Netflix honcho Reed Hastings became mighty upset when it was revealed that Comcast's Xfinity TV app for Xbox 360 doesn't count against subscribers' Internet bandwidth cap, and he took to the Net to voice his displeasure with a barrage of Tweets, comments, and diatribes. Apparently, someone listened to his ranting: a new report claims that the Justice Department is quizzing streaming media companies and cable providers alike to determine if the cable companies, who also control Internet access for many, are "acting improperly" to reduce the threat of Netflix and co.
The Wall Street Journal's sources
say that the DoJ has already spoken with Hulu, Netflix, Comcast and Time Warner about data caps imposed by cable providers. According to the sources, the DoJ is also asking whether or not requiring a user to be a paid cable subscriber in order to access streaming content -- such as the Xbox's ESPN app or Fox's streaming show delay -- is an acceptable practice, or an artificial, inappropriate barrier being put up by cable companies and content providers to bolster the lagging television business.
Apparently, several channels have "Most favored nation" clauses in their contracts with cable providers, which basically ensure they'll always be paid as much as the top-dollar contract in the industry. If another channel signs a bigger deal, channels with a MFN clause receive a similar pay bump. The Justice Department is said to be looking into these types of deals, as well; remember, MFN clauses are what landed Apple and the U.S. book publishers in legal hot waters a few months back.

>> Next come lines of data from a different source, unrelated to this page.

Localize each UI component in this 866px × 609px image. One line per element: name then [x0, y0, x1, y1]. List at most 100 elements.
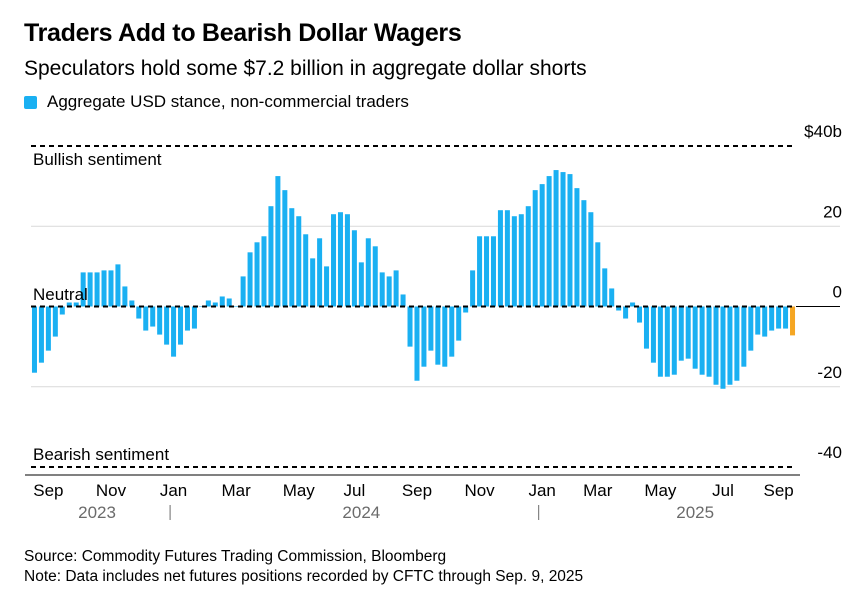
- bar: [87, 272, 93, 307]
- bar: [762, 306, 768, 337]
- bar: [303, 234, 309, 307]
- bar: [261, 236, 267, 307]
- bar: [143, 306, 149, 331]
- bar: [741, 306, 747, 367]
- bar: [553, 170, 559, 307]
- y-tick-label: $40b: [804, 122, 842, 141]
- bar: [525, 206, 531, 307]
- bar: [713, 306, 719, 385]
- x-tick-label: Mar: [583, 481, 613, 500]
- bar: [685, 306, 691, 359]
- bar: [171, 306, 177, 357]
- bar: [108, 270, 114, 307]
- year-label: 2025: [676, 503, 714, 522]
- bar: [184, 306, 190, 331]
- bar: [623, 306, 629, 319]
- bar: [609, 288, 615, 307]
- bar: [59, 306, 65, 315]
- bar: [616, 306, 622, 311]
- bar: [518, 214, 524, 307]
- bar: [393, 270, 399, 307]
- bar: [178, 306, 184, 345]
- bar: [45, 306, 51, 351]
- x-tick-label: Jan: [160, 481, 187, 500]
- grid-layer: [31, 225, 840, 388]
- x-tick-label: Sep: [402, 481, 432, 500]
- bar: [191, 306, 197, 329]
- chart-title: Traders Add to Bearish Dollar Wagers: [24, 19, 462, 47]
- bar: [776, 306, 782, 329]
- bearish-annotation: Bearish sentiment: [33, 445, 169, 464]
- bar: [344, 214, 350, 307]
- bar: [94, 272, 100, 307]
- year-label: 2023: [78, 503, 116, 522]
- y-tick-label: 0: [833, 283, 842, 302]
- bar: [414, 306, 420, 381]
- bar: [769, 306, 775, 331]
- neutral-annotation: Neutral: [33, 285, 88, 304]
- bar: [497, 210, 503, 307]
- bar: [372, 246, 378, 307]
- bullish-annotation: Bullish sentiment: [33, 150, 162, 169]
- bar: [310, 258, 316, 307]
- x-tick-label: Nov: [96, 481, 127, 500]
- legend-swatch: [24, 95, 37, 109]
- bar: [198, 306, 204, 307]
- bar: [720, 306, 726, 389]
- bar: [212, 302, 218, 307]
- bars-layer: [31, 170, 796, 389]
- bar: [365, 238, 371, 307]
- bar: [358, 262, 364, 307]
- bar: [637, 306, 643, 323]
- bar: [588, 212, 594, 307]
- y-tick-label: -40: [817, 443, 842, 462]
- bar: [400, 294, 406, 307]
- bar: [706, 306, 712, 377]
- bar: [456, 306, 462, 341]
- chart-subtitle: Speculators hold some $7.2 billion in ag…: [24, 57, 587, 80]
- x-tick-label: Nov: [464, 481, 495, 500]
- bar: [727, 306, 733, 385]
- bar: [101, 270, 107, 307]
- footer: Source: Commodity Futures Trading Commis…: [24, 547, 583, 587]
- y-tick-label: 20: [823, 202, 842, 221]
- bar: [581, 200, 587, 307]
- bar: [650, 306, 656, 363]
- labels-layer: Bullish sentiment Neutral Bearish sentim…: [33, 150, 169, 464]
- source-text: Source: Commodity Futures Trading Commis…: [24, 548, 447, 565]
- bar: [428, 306, 434, 351]
- bar: [268, 206, 274, 307]
- bar: [289, 208, 295, 307]
- bar: [150, 306, 156, 327]
- bar: [567, 174, 573, 307]
- bar: [504, 210, 510, 307]
- bar: [157, 306, 163, 335]
- bar: [296, 216, 302, 307]
- bar: [560, 172, 566, 307]
- bar: [66, 302, 72, 307]
- bar: [226, 298, 232, 307]
- bar: [136, 306, 142, 319]
- bar: [734, 306, 740, 381]
- y-axis: $40b 20 0 -20 -40: [804, 122, 842, 462]
- bar: [595, 242, 601, 307]
- reference-lines: [31, 145, 840, 468]
- year-label: 2024: [342, 503, 380, 522]
- bar: [205, 300, 211, 307]
- bar: [748, 306, 754, 351]
- bar: [275, 176, 281, 307]
- bar: [678, 306, 684, 361]
- x-tick-label: May: [644, 481, 677, 500]
- x-axis: Sep Nov Jan Mar May Jul Sep Nov Jan Mar May Jul Sep 2…: [25, 474, 800, 522]
- bar: [449, 306, 455, 357]
- bar: [643, 306, 649, 349]
- bar: [219, 296, 225, 307]
- bar: [129, 300, 135, 307]
- bar: [470, 270, 476, 307]
- bar: [240, 276, 246, 307]
- bar: [602, 268, 608, 307]
- bar: [80, 272, 86, 307]
- legend-label: Aggregate USD stance, non-commercial tra…: [47, 92, 409, 111]
- latest-bar: [790, 306, 796, 336]
- bar: [73, 302, 79, 307]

Comcast itself is also reportedly under a direct microscope, as the DoJ is said to be pondering whether the company's no-limit Xfinity TV app is a violation of the agreement it made when merging with NBC Universal. As part of that deal, Comcast agreed not to give its Net traffic any special priority over other companies' traffic. For its part, Comcast says the Xfinity TV App traffic never touches the public web and instead travels solely on Comcast's private pipes.
For better or worse, it looks like the Justice Department is getting sick of old media flexing its muscle to keep new media down. Do you think cable ISPs are up to no-good, or is this much ado about nothing?